Recreational marijuana
In April, the Township Board of Trustees moved forward with an ordinance revision to reflect recreational adult-use marijuana in relation to commercial cultivating and processing. Previously, the township had moved forward with the medical marijuana market in its industrial corridor, positioned spatially between I-94 and Selfridge Air National Guard Base.

“It was a natural progression,” Verkest said, saying those in the medical marijuana business wanted to be in both markets once voters approved recreational marijuana back in November 2018.

Verkest said the approximately $200,000 collected in a two-week period in May due to recreational marijuana applications “will hopefully fill” a gap resulting from about a $250,000 anticipated shortcoming due to the state’s revenue-sharing projections.

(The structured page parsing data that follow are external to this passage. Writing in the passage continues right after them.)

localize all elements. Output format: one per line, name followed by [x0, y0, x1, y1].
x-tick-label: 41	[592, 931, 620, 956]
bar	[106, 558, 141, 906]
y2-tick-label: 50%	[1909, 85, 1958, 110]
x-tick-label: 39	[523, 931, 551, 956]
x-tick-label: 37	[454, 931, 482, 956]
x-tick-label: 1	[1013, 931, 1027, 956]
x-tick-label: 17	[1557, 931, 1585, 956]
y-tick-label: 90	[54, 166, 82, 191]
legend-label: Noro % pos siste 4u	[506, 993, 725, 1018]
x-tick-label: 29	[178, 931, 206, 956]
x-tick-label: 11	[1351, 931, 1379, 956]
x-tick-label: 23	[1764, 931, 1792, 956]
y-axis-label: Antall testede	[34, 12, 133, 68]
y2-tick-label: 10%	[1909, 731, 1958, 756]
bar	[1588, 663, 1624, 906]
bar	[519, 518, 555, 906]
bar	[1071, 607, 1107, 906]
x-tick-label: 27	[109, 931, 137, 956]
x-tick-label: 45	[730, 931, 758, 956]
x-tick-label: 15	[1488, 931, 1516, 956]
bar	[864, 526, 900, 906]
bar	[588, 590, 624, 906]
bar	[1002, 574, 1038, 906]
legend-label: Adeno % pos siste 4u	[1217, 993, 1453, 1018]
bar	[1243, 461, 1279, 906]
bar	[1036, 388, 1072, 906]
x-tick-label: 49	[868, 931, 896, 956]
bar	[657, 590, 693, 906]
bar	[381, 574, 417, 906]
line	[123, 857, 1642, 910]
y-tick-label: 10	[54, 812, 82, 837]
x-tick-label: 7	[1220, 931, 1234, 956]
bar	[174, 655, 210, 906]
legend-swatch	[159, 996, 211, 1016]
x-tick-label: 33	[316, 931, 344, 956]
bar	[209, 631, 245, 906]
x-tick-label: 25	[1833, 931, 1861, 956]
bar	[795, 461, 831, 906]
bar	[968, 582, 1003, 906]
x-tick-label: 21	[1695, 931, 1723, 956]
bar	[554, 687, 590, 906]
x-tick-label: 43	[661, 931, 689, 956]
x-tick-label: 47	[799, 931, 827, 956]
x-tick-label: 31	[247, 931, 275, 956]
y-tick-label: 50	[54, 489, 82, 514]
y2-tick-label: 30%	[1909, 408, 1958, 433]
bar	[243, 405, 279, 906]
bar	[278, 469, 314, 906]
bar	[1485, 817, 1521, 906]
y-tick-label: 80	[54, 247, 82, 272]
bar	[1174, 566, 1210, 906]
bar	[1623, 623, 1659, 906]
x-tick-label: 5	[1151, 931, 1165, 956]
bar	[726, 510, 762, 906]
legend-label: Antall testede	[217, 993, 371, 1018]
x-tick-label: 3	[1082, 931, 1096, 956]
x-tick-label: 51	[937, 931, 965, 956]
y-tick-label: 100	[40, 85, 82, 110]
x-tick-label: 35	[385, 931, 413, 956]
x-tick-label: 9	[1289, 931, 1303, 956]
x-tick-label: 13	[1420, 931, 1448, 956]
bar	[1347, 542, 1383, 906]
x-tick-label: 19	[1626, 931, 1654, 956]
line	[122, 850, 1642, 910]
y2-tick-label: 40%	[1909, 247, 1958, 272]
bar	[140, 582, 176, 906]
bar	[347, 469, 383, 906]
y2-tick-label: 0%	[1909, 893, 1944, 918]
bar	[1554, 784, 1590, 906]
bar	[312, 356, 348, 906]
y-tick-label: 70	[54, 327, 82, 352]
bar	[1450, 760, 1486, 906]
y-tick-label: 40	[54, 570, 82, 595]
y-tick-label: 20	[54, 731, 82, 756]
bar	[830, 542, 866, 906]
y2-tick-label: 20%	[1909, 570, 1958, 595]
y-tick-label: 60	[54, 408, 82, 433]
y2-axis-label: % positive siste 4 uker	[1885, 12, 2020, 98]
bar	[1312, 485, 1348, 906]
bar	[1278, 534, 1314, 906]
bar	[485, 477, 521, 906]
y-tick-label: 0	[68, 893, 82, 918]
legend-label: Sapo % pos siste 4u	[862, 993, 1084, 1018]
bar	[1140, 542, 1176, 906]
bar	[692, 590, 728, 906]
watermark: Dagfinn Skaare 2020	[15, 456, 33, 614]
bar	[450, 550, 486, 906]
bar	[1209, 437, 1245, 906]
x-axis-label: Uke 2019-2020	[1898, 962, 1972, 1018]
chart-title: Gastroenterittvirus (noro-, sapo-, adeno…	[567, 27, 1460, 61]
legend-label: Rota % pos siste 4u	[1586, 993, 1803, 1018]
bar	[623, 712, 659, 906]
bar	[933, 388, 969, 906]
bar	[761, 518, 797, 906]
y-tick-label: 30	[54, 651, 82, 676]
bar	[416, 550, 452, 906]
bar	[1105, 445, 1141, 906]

Applications are still being collected, with medical business owners using the same template to reapply for recreational permits. Verkest estimated around 21-22 businesses reapplied.

Some businesses have been up and running. Some are in the process of construction and acquiring permits, though they have spent money on designing and engineering. Others have speculated on opening up shop, but there is little activity so far to show.
 

Sheriff’s station update
The former fire station near South River Road and Jefferson Avenue being contracted for a miniature Macomb County Sheriff’s Office station is making progress.

Recently, a low bidder was approved for about $486,000 to renovate the interior and exterior of the building. The goal is to complete the renovation by the end of the summer, offering locker space and other amenities for up to 14 deputies.

Verkest said the renovation makes sense, considering the fact that several county municipalities have partnered with the Sheriff’s Office to provide police resources and to pool resources without taking on larger costs. He said Washington and Macomb townships have taken similar actions.